El relato del amor ha sido secuestrado por la literatura
Había una vez, porque toda historia verdadera comienza con una advertencia disfrazada de fábula, una civilización que enseñó a su gente a dejar de amar. No lo hizo con imposiciones ni leyes, sino con algo mucho más sutil, con palabras, con historias y novelas que olían a promesas nuevas, con canciones susurradas desde la radio del coche al atardecer, con películas donde el beso era el fin y no el comienzo, y con pantallas que devolvían, una y otra vez, la imagen de la fuga disfrazada de libertad. Promesas, muchas bellas promesas de felicidad que se tornaron en desasosiego, tristeza, melancolía y soledad.
En ese mundo, las parejas se deshacían como castillos de arena en la orilla, y nadie sabía muy bien cuándo empezó la marea.

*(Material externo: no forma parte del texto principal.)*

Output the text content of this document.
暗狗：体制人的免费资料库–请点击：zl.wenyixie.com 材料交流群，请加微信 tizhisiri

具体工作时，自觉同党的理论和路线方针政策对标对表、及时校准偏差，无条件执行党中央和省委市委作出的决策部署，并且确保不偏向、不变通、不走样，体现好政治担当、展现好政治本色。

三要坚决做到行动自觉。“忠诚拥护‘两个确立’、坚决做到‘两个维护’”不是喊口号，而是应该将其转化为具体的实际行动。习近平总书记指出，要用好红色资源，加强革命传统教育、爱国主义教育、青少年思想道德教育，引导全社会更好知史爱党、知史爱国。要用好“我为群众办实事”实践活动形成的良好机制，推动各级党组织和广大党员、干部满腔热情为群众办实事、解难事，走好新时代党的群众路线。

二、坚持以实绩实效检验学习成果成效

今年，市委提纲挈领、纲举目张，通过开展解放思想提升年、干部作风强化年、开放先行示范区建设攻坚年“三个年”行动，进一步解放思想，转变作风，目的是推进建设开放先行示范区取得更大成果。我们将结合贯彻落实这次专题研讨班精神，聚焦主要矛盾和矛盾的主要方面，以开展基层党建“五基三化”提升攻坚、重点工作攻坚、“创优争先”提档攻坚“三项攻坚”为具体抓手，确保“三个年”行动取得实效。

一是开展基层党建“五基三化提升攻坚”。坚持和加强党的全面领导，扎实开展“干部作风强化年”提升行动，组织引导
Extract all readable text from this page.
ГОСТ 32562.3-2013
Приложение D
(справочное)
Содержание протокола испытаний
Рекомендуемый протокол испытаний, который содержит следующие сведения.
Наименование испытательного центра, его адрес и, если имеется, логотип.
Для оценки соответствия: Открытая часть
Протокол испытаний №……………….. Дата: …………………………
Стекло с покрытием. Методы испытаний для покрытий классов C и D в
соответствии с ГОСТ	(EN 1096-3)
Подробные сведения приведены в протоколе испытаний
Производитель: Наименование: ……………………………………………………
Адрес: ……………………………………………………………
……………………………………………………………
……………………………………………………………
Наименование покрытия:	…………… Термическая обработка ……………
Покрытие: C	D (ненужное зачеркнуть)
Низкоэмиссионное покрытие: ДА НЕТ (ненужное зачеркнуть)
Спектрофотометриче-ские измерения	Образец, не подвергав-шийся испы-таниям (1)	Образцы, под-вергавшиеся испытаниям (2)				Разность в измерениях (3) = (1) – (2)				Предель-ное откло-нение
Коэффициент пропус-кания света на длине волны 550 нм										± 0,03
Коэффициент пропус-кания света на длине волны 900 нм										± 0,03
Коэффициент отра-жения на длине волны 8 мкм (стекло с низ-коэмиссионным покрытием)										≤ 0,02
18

Pero si uno escarba entre las páginas de la literatura puede que encuentre el origen. El comienzo pudo ser muy bien el de un joven llamado Werther que se enamoró demasiado y no supo qué hacer con tanto fuego en el pecho. En vez de olvidar, se quitó la vida. Y el mundo de los lectores, en vez de temer, aplaudió su tragedia. Se vendieron copias, se vistieron jóvenes como él, y otros, en secreto, imitaron su final. Así nació el amor romántico como drama último, como sacrificio y teatro de la desesperación.
Después vinieron las mujeres. Más que de carne, eran de tinta. Ofelia, que se ahogó en su pena. Emma Bovary, que soñó con París desde la cocina de su casa provinciana. Anna Karénina, que puso su cuerpo sobre las vías, como quien escribe un poema con sangre. No murieron por amor, sino por no haberlo encontrado como lo habían imaginado por influjo de la literatura. Murieron por la brecha abierta entre lo vivido y lo soñado. En vez de salvarlas, la literatura las empujó dulcemente hacia el abismo. No fue únicamente don Quijote quien perdió la cordura “de tanto pasar las noches de claro en claro y los días de turbio en turbio”.

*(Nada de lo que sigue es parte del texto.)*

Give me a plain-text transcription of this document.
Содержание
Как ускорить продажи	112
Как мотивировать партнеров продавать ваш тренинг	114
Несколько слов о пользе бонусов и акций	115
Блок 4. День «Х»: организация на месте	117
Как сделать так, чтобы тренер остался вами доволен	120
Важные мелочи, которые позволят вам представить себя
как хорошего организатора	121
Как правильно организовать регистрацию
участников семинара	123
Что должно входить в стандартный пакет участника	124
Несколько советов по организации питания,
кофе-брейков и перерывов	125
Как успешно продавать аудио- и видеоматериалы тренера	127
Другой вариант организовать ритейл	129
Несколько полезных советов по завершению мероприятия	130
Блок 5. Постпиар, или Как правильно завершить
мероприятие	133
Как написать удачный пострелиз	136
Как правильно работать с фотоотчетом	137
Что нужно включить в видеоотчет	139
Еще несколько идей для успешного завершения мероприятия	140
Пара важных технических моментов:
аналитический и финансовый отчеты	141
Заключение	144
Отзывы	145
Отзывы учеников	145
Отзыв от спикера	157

Y mientras tanto, el lector, que podías ser tú, o yo, o cualquier otro, aplaudía en su fuero interno, porque admiraba la belleza de ese sufrimiento, porque parecía valiente romperlo todo por una emoción intensa y porque nadie nos advirtió de que cada historia de ruptura bien contada dejaba una grieta en la casa real del amor.
Con el siglo XX llegó el espectáculo. El adulterio se volvió materia de humor. Las confesiones maritales se convirtieron en bestsellers. El divorcio se hizo chic. Y la soledad… la soledad se pintó de oro. Ser soltero ya no era estar solo, sino ser libre. Ya no se hablaba de la cama vacía, sino del tiempo propio. Se glorificó la independencia como quien glorifica una trinchera. Pero la realidad era y sigue siendo que quien vive solo duerme solo.
Y así, generación tras generación, los relatos fueron cayendo como gotas ácidas sobre la piedra del hogar. El amor duradero se convirtió en reliquia, el compromiso en jaula y la fidelidad en ingenuidad y atavismo. La literatura, el cine, los memes, las canciones, las series… todos dijeron y dicen lo mismo, una y otra vez, como un encantamiento: “huye antes de quedarte”, “no hay gloria en lo cotidiano”, “mejor sola que encadenada”. Vean cualquier película al azar y verán que es así.
Hasta que un día miramos alrededor y vimos hogares vacíos, cunas, mucha gente paseando a su mascota –“¿Es que las mujeres de Roma ya no saben parir hijos, que cada una tiene un perrito”?, dijo César en el Senado a su vuelta de la Galia-, ancianos sin nietos, jóvenes sin nadie a quien llamar cuando tienen miedo. Entonces comprendimos que no era ficción, sino profecía.
Carlos Manuel Estefanía, como quien sopla sobre las brasas para ver si queda algo de calor, nos avisa de que el relato del amor ha sido secuestrado y que si no lo rescatamos pronto, si no volvemos a contar historias donde el amor sostiene, edifica y fecunda -pero otra clase de amor y no esa pasión torrencial que puede estar bien para prender el fuego del hogar, sino el cariño sosegado y duradero-, entonces habremos aprendido a vivir solos sin saber que estamos muriendo.
Porque la literatura puede incendiar el alma, sí, pero también puede reconstruir el hogar. Y tal vez haya llegado el tiempo de volver a escribir sobre el amor como quien vuelve a encender una lámpara en medio de la noche.
Carlos Manuel Estefanía piensa que todavía hay tiempo de retroceder.